Rural Veterinary Medicine
Recognizing the national need for food supply veterinary medicine, the D.V.M. Program offers courses, training opportunities, and resources that ensure students are well equipped to enter the rural workforce.
- Spanish for Rural Veterinarians: Four-credit course series allows for improved communication between veterinarians and Spanish-speaking farm workers to enhance effectiveness, reduce miscommunication, and strengthen partnerships. Topics include worker safety, preventative veterinary care, and herd health.
- Rural Practice Management Externship: Two-week externship that covers four tenets of practice management: financial literacy, culture, communication, and client recruitment and retention. Students participate in presentations and project-based classroom learning during week one, followed by hospital visits during week two.

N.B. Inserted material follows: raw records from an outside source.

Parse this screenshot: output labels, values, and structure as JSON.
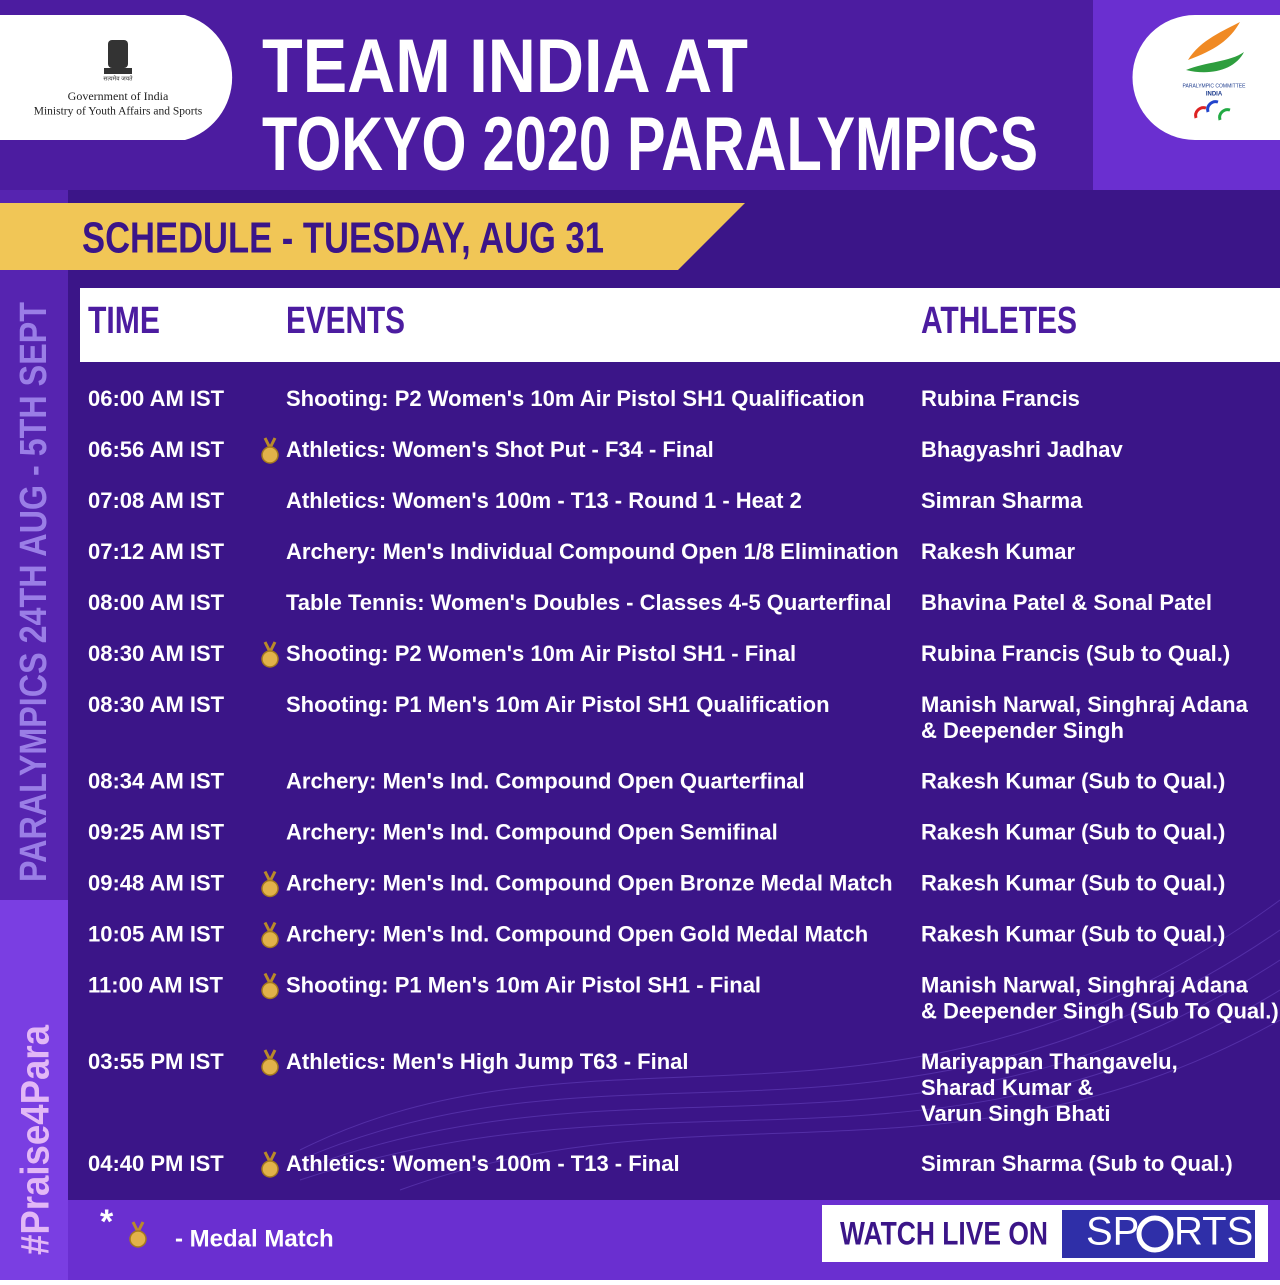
{
  "header": {
    "emblem_motto": "सत्यमेव जयते",
    "gov_line1": "Government of India",
    "gov_line2": "Ministry of Youth Affairs and Sports",
    "title_line1": "TEAM INDIA AT",
    "title_line2": "TOKYO 2020 PARALYMPICS",
    "logo_line1": "PARALYMPIC COMMITTEE",
    "logo_line2": "INDIA"
  },
  "schedule_heading": "SCHEDULE - TUESDAY, AUG 31",
  "side": {
    "dates": "PARALYMPICS 24TH AUG - 5TH SEPT",
    "hashtag": "#Praise4Para"
  },
  "table": {
    "headers": [
      "TIME",
      "EVENTS",
      "ATHLETES"
    ],
    "rows": [
      {
        "time": "06:00 AM IST",
        "event": "Shooting: P2 Women's 10m Air Pistol SH1 Qualification",
        "athletes": [
          "Rubina Francis"
        ],
        "medal": false
      },
      {
        "time": "06:56 AM IST",
        "event": "Athletics: Women's Shot Put - F34 - Final",
        "athletes": [
          "Bhagyashri Jadhav"
        ],
        "medal": true
      },
      {
        "time": "07:08 AM IST",
        "event": "Athletics: Women's 100m - T13 - Round 1 - Heat 2",
        "athletes": [
          "Simran Sharma"
        ],
        "medal": false
      },
      {
        "time": "07:12 AM IST",
        "event": "Archery: Men's Individual Compound Open 1/8 Elimination",
        "athletes": [
          "Rakesh Kumar"
        ],
        "medal": false
      },
      {
        "time": "08:00 AM IST",
        "event": "Table Tennis: Women's Doubles - Classes 4-5 Quarterfinal",
        "athletes": [
          "Bhavina Patel & Sonal Patel"
        ],
        "medal": false
      },
      {
        "time": "08:30 AM IST",
        "event": "Shooting: P2 Women's 10m Air Pistol SH1 - Final",
        "athletes": [
          "Rubina Francis (Sub to Qual.)"
        ],
        "medal": true
      },
      {
        "time": "08:30 AM IST",
        "event": "Shooting: P1 Men's 10m Air Pistol SH1 Qualification",
        "athletes": [
          "Manish Narwal, Singhraj Adana",
          "& Deepender Singh"
        ],
        "medal": false
      },
      {
        "time": "08:34 AM IST",
        "event": "Archery: Men's Ind. Compound Open Quarterfinal",
        "athletes": [
          "Rakesh Kumar (Sub to Qual.)"
        ],
        "medal": false
      },
      {
        "time": "09:25 AM IST",
        "event": "Archery: Men's Ind. Compound Open Semifinal",
        "athletes": [
          "Rakesh Kumar (Sub to Qual.)"
        ],
        "medal": false
      },
      {
        "time": "09:48 AM IST",
        "event": "Archery: Men's Ind. Compound Open Bronze Medal Match",
        "athletes": [
          "Rakesh Kumar (Sub to Qual.)"
        ],
        "medal": true
      },
      {
        "time": "10:05 AM IST",
        "event": "Archery: Men's Ind. Compound Open Gold Medal Match",
        "athletes": [
          "Rakesh Kumar (Sub to Qual.)"
        ],
        "medal": true
      },
      {
        "time": "11:00 AM IST",
        "event": "Shooting: P1 Men's 10m Air Pistol SH1 - Final",
        "athletes": [
          "Manish Narwal, Singhraj Adana",
          "& Deepender Singh (Sub To Qual.)"
        ],
        "medal": true
      },
      {
        "time": "03:55 PM IST",
        "event": "Athletics: Men's High Jump T63 - Final",
        "athletes": [
          "Mariyappan Thangavelu,",
          "Sharad Kumar &",
          "Varun Singh Bhati"
        ],
        "medal": true
      },
      {
        "time": "04:40 PM IST",
        "event": "Athletics: Women's 100m - T13 - Final",
        "athletes": [
          "Simran Sharma (Sub to Qual.)"
        ],
        "medal": true
      }
    ]
  },
  "legend": {
    "asterisk": "*",
    "text": "- Medal Match"
  },
  "footer": {
    "watch": "WATCH LIVE ON",
    "brand_left": "SP",
    "brand_right": "RTS"
  }
}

- Well-being and counseling services: D.V.M. Student Psychological Counselor educates students about resilience, compassion fatigue, self-care and risk factors for mental health conditions to help combat unique challenges faced by rural veterinarians.
- Financial management support: On-staff financial education specialist and practice management expert help students develop skills in personal and business financial management, practice management, and business planning.
A rich network of research scientists and clinicians provides opportunities for all D.V.M. students to travel and gain new experiences in veterinary science through formal and informal research projects. During the required first-semester course, VM603 Veterinary Science: Research and Methods, students learn about the various research opportunities available.